Having spent 10 years on the board, Chase has seen the impact McAdam has had on her organization.

“She advocates at the state and federal level, and works nationally with other organizations,” she says. “She has put a face to the problem and has put the issue in front of tens of millions of people.”

Chase adds that McAdam's efforts can be felt in a very tangible way on a local level.

“She oversaw two capital campaigns to build new facilities big enough to handle the amount of food they need to handle, and made it a goal to get a refrigerated truck to deliver food to those who can't make it to pantries.”

McAdam said it is important to focus on both the short term and long term needs of the hungry, and perhaps most critically, determine the root problem.

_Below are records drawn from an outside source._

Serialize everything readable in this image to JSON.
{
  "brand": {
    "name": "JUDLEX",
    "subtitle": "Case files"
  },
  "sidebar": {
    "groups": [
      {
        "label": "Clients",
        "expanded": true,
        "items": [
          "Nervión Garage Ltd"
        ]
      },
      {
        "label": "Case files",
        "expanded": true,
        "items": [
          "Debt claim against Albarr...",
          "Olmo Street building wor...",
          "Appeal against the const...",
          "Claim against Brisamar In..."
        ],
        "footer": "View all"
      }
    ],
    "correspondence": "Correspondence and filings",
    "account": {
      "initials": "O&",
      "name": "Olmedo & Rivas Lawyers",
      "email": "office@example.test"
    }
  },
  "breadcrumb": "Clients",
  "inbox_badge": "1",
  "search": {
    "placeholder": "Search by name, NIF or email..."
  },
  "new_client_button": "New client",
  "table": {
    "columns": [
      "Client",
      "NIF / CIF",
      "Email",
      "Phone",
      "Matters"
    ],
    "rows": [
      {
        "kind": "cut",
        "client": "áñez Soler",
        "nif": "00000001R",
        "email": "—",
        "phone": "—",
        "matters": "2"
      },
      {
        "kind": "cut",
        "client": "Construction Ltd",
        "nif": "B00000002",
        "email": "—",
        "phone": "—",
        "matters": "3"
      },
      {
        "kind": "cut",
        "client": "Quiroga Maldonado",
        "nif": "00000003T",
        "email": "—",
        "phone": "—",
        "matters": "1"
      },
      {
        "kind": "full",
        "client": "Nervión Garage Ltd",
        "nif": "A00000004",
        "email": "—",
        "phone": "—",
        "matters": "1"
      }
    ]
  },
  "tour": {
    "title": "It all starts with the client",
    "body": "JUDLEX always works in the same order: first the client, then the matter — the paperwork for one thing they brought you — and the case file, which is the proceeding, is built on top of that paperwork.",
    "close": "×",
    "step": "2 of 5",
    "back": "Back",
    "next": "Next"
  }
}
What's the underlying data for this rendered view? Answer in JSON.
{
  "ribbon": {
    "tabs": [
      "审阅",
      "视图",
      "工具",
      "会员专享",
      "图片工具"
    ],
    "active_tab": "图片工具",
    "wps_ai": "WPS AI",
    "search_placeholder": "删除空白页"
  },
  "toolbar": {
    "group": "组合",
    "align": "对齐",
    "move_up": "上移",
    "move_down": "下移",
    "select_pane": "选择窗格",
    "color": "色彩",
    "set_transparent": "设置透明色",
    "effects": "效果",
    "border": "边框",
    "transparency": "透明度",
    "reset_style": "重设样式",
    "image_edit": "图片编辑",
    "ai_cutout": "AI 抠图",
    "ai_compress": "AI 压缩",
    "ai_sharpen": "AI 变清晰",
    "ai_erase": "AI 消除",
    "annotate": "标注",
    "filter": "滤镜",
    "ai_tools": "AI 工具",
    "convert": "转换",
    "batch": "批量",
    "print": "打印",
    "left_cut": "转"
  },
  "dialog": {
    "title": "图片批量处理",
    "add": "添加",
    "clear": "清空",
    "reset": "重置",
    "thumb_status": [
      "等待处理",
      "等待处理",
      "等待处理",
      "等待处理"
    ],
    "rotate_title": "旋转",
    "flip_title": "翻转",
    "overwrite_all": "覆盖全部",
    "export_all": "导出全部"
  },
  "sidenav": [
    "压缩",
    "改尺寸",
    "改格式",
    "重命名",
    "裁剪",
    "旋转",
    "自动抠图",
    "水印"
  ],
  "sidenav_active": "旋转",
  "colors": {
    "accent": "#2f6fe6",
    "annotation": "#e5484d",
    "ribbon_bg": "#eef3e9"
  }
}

“I first joined Foodshare after I had been on two mission trips to Appalachia, helping to build homes for those who needed them,” she says. “It solidified for me the notion that hunger is a symptom of the underlying issue of poverty.”

When asked where she believes improvement is needed, McAdam gives one answer: jobs.

“There is a lot of talk about job creation, but the majority of those jobs are lower class jobs. The jobs being lost are those in the middle class,” she says. “Low income people tend to have more medical bills and incidents of bankruptcy. When it comes to problems with jobs and healthcare, the underlying issue is poverty.”

By combatting poverty and caring for the youngest among us, McAdam believes Foodshare is making strides in the right direction.

“Feeding kids healthy foods is the best thing we can do. They grow better, and are more able to pay attention and learn in school,” she said.

Planning for the long term is another of McAdam's strengths, according to Chase.

“She aims to set people up for a lifetime of self-sufficiency,” Chase says. “She has a real desire to solve problems and to end hunger — not just put a band-aid on it.”

It would seem McAdam's dedication is infectious even within her own household.

Her youngest son has already been on four mission trips, including two in Alabama and New Orleans following Hurricane Katrina.

With such widespread positive influence, McAdam, says Chase, is the real deal.

“She's not just talking. Gloria walks the walk,” Chase said.